O Moving Stills faz o que o nome promete: adiciona “movimento de câmera” a fotos estáticas, como zoom e pan, com literalmente o clique de um botão, usando não só tecnologia de identificação de objetos, mas provavelmente coisas como o a mágica por trás do “content aware fill”. Além da qualidade e realismo dos movimentos me impressionou principalmente a velocidade com que o reconhecimento dos vários objetos eram feitos e a renderização que vinha a seguir. A ideia dos Sneaks é que todas as demonstrações aconteçam ao vivo — se alguma coisa foi pré processada para não tornar a apresentação uma longa espera por uma barra de progresso o público precisa ser avisado — então aquilo ali estava acontecendo realmente ao vivo, em segundos.

as-fotos-da-fotos-da-festa-ficaram-ótimas.exe nunca mais serão as mesmas.

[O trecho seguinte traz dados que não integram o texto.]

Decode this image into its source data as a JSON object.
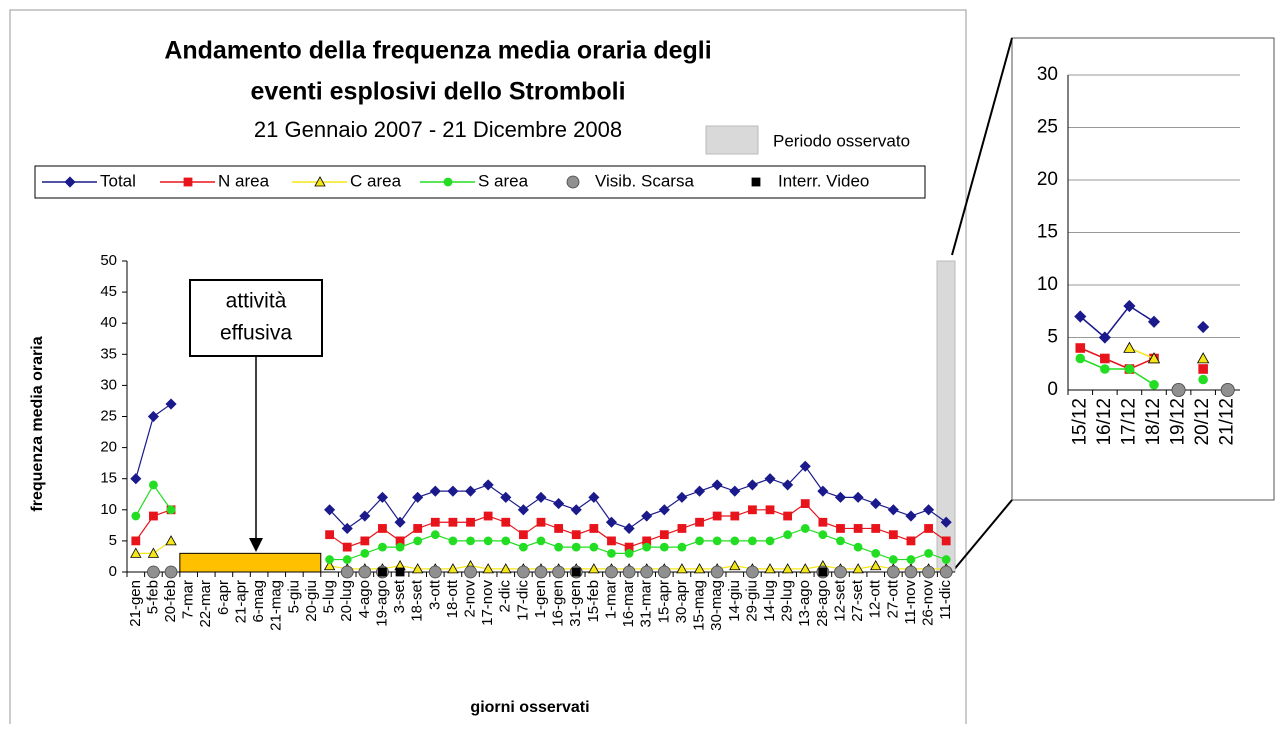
{
  "chart_data": [
    {
      "type": "line",
      "title": [
        "Andamento della frequenza media oraria degli",
        "eventi esplosivi dello Stromboli"
      ],
      "subtitle": "21 Gennaio 2007 - 21 Dicembre 2008",
      "shaded_legend": "Periodo osservato",
      "annotation": [
        "attività",
        "effusiva"
      ],
      "y_label": "frequenza media oraria",
      "x_label": "giorni osservati",
      "categories": [
        "21-gen",
        "5-feb",
        "20-feb",
        "7-mar",
        "22-mar",
        "6-apr",
        "21-apr",
        "6-mag",
        "21-mag",
        "5-giu",
        "20-giu",
        "5-lug",
        "20-lug",
        "4-ago",
        "19-ago",
        "3-set",
        "18-set",
        "3-ott",
        "18-ott",
        "2-nov",
        "17-nov",
        "2-dic",
        "17-dic",
        "1-gen",
        "16-gen",
        "31-gen",
        "15-feb",
        "1-mar",
        "16-mar",
        "31-mar",
        "15-apr",
        "30-apr",
        "15-mag",
        "30-mag",
        "14-giu",
        "29-giu",
        "14-lug",
        "29-lug",
        "13-ago",
        "28-ago",
        "12-set",
        "27-set",
        "12-ott",
        "27-ott",
        "11-nov",
        "26-nov",
        "11-dic"
      ],
      "ylim": [
        0,
        50
      ],
      "yticks": [
        0,
        5,
        10,
        15,
        20,
        25,
        30,
        35,
        40,
        45,
        50
      ],
      "series": [
        {
          "name": "Total",
          "color": "#1a1a8c",
          "marker": "diamond",
          "line": true,
          "values": [
            15,
            25,
            27,
            null,
            null,
            null,
            null,
            null,
            null,
            null,
            null,
            10,
            7,
            9,
            12,
            8,
            12,
            13,
            13,
            13,
            14,
            12,
            10,
            12,
            11,
            10,
            12,
            8,
            7,
            9,
            10,
            12,
            13,
            14,
            13,
            14,
            15,
            14,
            17,
            13,
            12,
            12,
            11,
            10,
            9,
            10,
            8
          ]
        },
        {
          "name": "N area",
          "color": "#e8141c",
          "marker": "square",
          "line": true,
          "values": [
            5,
            9,
            10,
            null,
            null,
            null,
            null,
            null,
            null,
            null,
            null,
            6,
            4,
            5,
            7,
            5,
            7,
            8,
            8,
            8,
            9,
            8,
            6,
            8,
            7,
            6,
            7,
            5,
            4,
            5,
            6,
            7,
            8,
            9,
            9,
            10,
            10,
            9,
            11,
            8,
            7,
            7,
            7,
            6,
            5,
            7,
            5
          ]
        },
        {
          "name": "C area",
          "color": "#f5e61a",
          "marker": "triangle",
          "line": true,
          "values": [
            3,
            3,
            5,
            null,
            null,
            null,
            null,
            null,
            null,
            null,
            null,
            1,
            0.5,
            0.5,
            0.5,
            1,
            0.5,
            0.5,
            0.5,
            1,
            0.5,
            0.5,
            0.5,
            0.5,
            0.5,
            0.5,
            0.5,
            0.5,
            0.5,
            0.5,
            0.5,
            0.5,
            0.5,
            0.5,
            1,
            0.5,
            0.5,
            0.5,
            0.5,
            1,
            0.5,
            0.5,
            1,
            0.5,
            0.5,
            0.5,
            0.5
          ]
        },
        {
          "name": "S area",
          "color": "#22dd22",
          "marker": "circle",
          "line": true,
          "values": [
            9,
            14,
            10,
            null,
            null,
            null,
            null,
            null,
            null,
            null,
            null,
            2,
            2,
            3,
            4,
            4,
            5,
            6,
            5,
            5,
            5,
            5,
            4,
            5,
            4,
            4,
            4,
            3,
            3,
            4,
            4,
            4,
            5,
            5,
            5,
            5,
            5,
            6,
            7,
            6,
            5,
            4,
            3,
            2,
            2,
            3,
            2
          ]
        },
        {
          "name": "Visib. Scarsa",
          "color": "#909090",
          "marker": "bigcircle",
          "line": false,
          "values": [
            null,
            0,
            0,
            null,
            null,
            null,
            null,
            null,
            null,
            null,
            null,
            null,
            0,
            0,
            0,
            null,
            null,
            0,
            null,
            0,
            null,
            null,
            0,
            0,
            0,
            0,
            null,
            0,
            0,
            0,
            0,
            null,
            null,
            0,
            null,
            0,
            null,
            null,
            null,
            0,
            0,
            null,
            null,
            0,
            0,
            0,
            0
          ]
        },
        {
          "name": "Interr. Video",
          "color": "#000000",
          "marker": "square",
          "line": false,
          "values": [
            null,
            null,
            null,
            null,
            null,
            null,
            null,
            null,
            null,
            null,
            null,
            null,
            null,
            null,
            0,
            0,
            null,
            null,
            null,
            null,
            null,
            null,
            null,
            null,
            null,
            0,
            null,
            null,
            null,
            null,
            null,
            null,
            null,
            null,
            null,
            null,
            null,
            null,
            null,
            0,
            null,
            null,
            null,
            null,
            null,
            null,
            null
          ]
        }
      ]
    },
    {
      "type": "line",
      "categories": [
        "15/12",
        "16/12",
        "17/12",
        "18/12",
        "19/12",
        "20/12",
        "21/12"
      ],
      "ylim": [
        0,
        30
      ],
      "yticks": [
        0,
        5,
        10,
        15,
        20,
        25,
        30
      ],
      "grid": true,
      "series": [
        {
          "name": "Total",
          "color": "#1a1a8c",
          "marker": "diamond",
          "line": true,
          "values": [
            7,
            5,
            8,
            6.5,
            null,
            6,
            null
          ]
        },
        {
          "name": "N area",
          "color": "#e8141c",
          "marker": "square",
          "line": true,
          "values": [
            4,
            3,
            2,
            3,
            null,
            2,
            null
          ]
        },
        {
          "name": "C area",
          "color": "#f5e61a",
          "marker": "triangle",
          "line": true,
          "values": [
            null,
            null,
            4,
            3,
            null,
            3,
            null
          ]
        },
        {
          "name": "S area",
          "color": "#22dd22",
          "marker": "circle",
          "line": true,
          "values": [
            3,
            2,
            2,
            0.5,
            null,
            1,
            null
          ]
        },
        {
          "name": "Visib. Scarsa",
          "color": "#909090",
          "marker": "bigcircle",
          "line": false,
          "values": [
            null,
            null,
            null,
            null,
            0,
            null,
            0
          ]
        }
      ]
    }
  ]
}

Project Kazoo: o Kenny G da flauta doce

A criação e apresentação do Project Kazoo ficou por conta de Zeyu Jin, que no Sneak de 2016 desgraçou nossas cabeças com o Project VoCo, aquela tecnologia que aprende como uma pessoa fala e consegue literalmente colocar palavras na boca de pessoas.

Dessa vez ele veio com algo mais… inofensivo em tempos de fake news, uma tecnologia que torna realidade um antigo sonho meu de infância. É que eu não sou lá muito bom em tocar instrumentos como piano e não entendo nada de escrever partituras, então pensei “por que eu não posso simplesmente cantarolar a melodia pro computador e ele transforma tudo em notas musicais”? Aparentemente essa é uma tarefa muito mais complexa do que parece e precisaram chamar o Zeyu Jin para resolver. Obrigado, Zeyu Jin!

Project Good Bones: sacudindo o esqueleto

Para fechar a noite os engenheiros da Adobe mandaram pro espaço mais uma tarefa mega repetitiva, dessa vez no Illustrator: mover partes de ilustrações de personagens, de pessoas, robôs ou até animais. Um desenho na tela é na realidade composto de várias curvas vetoriais separadas. Você pode, claro, agrupar todas as formas, por exemplo, de um rosto, para conseguir mover o rosto todo de uma vez só. Mas ainda assim mover todo o corpo, com ângulos e conexões é mais um exemplo de tarefa que faz com que o designer seja menos criativo e mais aquela pessoa que só fica repetindo tarefas idiotas.

E se conectássemos todas as partes dos nossos personagens numa espécie de esqueleto digital, você deve estar se perguntando? Não? Bom, essa foi a solução trazida pelo Project Good Bones, que não só permite a movimentação de grupos de objetos de maneira natural — retorcendo o que precisa ser retorcido e esticando o que precisa ser esticado — como também cria o esqueleto em si de maneira automática.

Quando vi a apresentação do protótipo pensei que ele seria muito útil para animações, do estilo que a gente via em Flash quando a internet era tudo mato. O Good Bones ainda não chegou lá, mas já consegue exportar GIFs rudimentares com os diferentes estágios dos movimentos feitos no Illustrator.